The city of Oakland, Calif. is expected to lift its 80-year ban on pinball machines when the City Council's public safety committee meets this week to approve the measure, the San Francisco Chronicle reports.
Thousands of cities across the United States, including Oakland, banned pinball in the 1930s because the machines were used for gambling. At the time, they did not have flippers, and people paid a nickel to play, unable to control where the ball traveled.
"It had the illusion of skill but was mostly a game of chance, sort of like the coin toss at the county fair," director of the Pacific Pinball Museum in Alameda Michael Schiess told the paper. "All you had to do was pull the plunger back and see what happened next."

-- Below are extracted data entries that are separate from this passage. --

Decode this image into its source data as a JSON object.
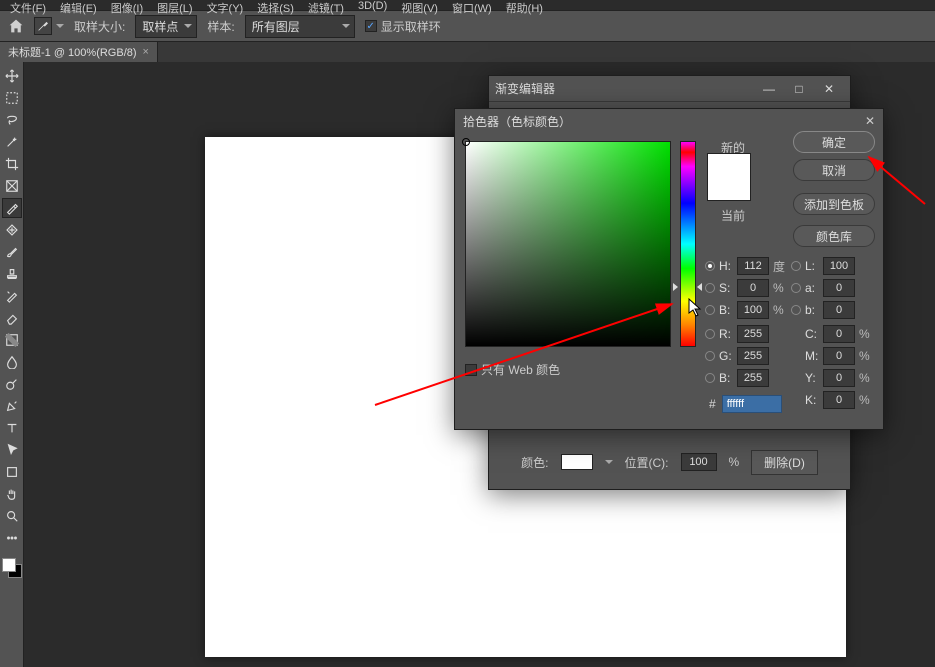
{
  "menu": {
    "items": [
      "文件(F)",
      "编辑(E)",
      "图像(I)",
      "图层(L)",
      "文字(Y)",
      "选择(S)",
      "滤镜(T)",
      "3D(D)",
      "视图(V)",
      "窗口(W)",
      "帮助(H)"
    ]
  },
  "options": {
    "sample_size_label": "取样大小:",
    "sample_size_value": "取样点",
    "sample_label": "样本:",
    "sample_value": "所有图层",
    "show_ring_label": "显示取样环"
  },
  "tab": {
    "title": "未标题-1 @ 100%(RGB/8)",
    "close": "×"
  },
  "grad_dialog": {
    "title": "渐变编辑器",
    "color_label": "颜色:",
    "position_label": "位置(C):",
    "position_value": "100",
    "position_unit": "%",
    "delete_btn": "删除(D)"
  },
  "picker": {
    "title": "拾色器（色标颜色）",
    "new_label": "新的",
    "current_label": "当前",
    "ok": "确定",
    "cancel": "取消",
    "add_swatch": "添加到色板",
    "color_lib": "颜色库",
    "web_only": "只有 Web 颜色",
    "H": {
      "label": "H:",
      "value": "112",
      "unit": "度"
    },
    "S": {
      "label": "S:",
      "value": "0",
      "unit": "%"
    },
    "B": {
      "label": "B:",
      "value": "100",
      "unit": "%"
    },
    "R": {
      "label": "R:",
      "value": "255"
    },
    "G": {
      "label": "G:",
      "value": "255"
    },
    "Bch": {
      "label": "B:",
      "value": "255"
    },
    "L": {
      "label": "L:",
      "value": "100"
    },
    "a": {
      "label": "a:",
      "value": "0"
    },
    "bL": {
      "label": "b:",
      "value": "0"
    },
    "C": {
      "label": "C:",
      "value": "0",
      "unit": "%"
    },
    "M": {
      "label": "M:",
      "value": "0",
      "unit": "%"
    },
    "Y": {
      "label": "Y:",
      "value": "0",
      "unit": "%"
    },
    "K": {
      "label": "K:",
      "value": "0",
      "unit": "%"
    },
    "hash": "#",
    "hex": "ffffff"
  },
  "tools": [
    "move",
    "marquee",
    "lasso",
    "wand",
    "crop",
    "frame",
    "eyedrop",
    "patch",
    "brush",
    "stamp",
    "history",
    "eraser",
    "gradient",
    "blur",
    "dodge",
    "pen",
    "type",
    "path",
    "shape",
    "hand",
    "zoom"
  ]
}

Flippers were invented in the 1940s and the game grew in popularity, despite the bans. Still, some cities, like Beacon, N.Y., enforced the ban as recently as 2010. The Pacific Pinball Museum even had to register as a nonprofit and remove all coin slots from machines to be in accordance with the law. In San Francisco, business owners need a license to have pinball machines in their establishments.
However, the pinball machine ban in Oakland has been forgotten since the World War II era, the paper reports. The measure, which goes before City Council tomorrow, is part of a larger campaign to update gambling laws in the city. This will also include a ban on Internet sweepstakes offers.
Earlier this year, a Massachusetts town lifted a 32-year ban on coin-operated arcade games. The town of Marshfield originally banned arcade games in 1982 on the grounds that they were too addictive for children.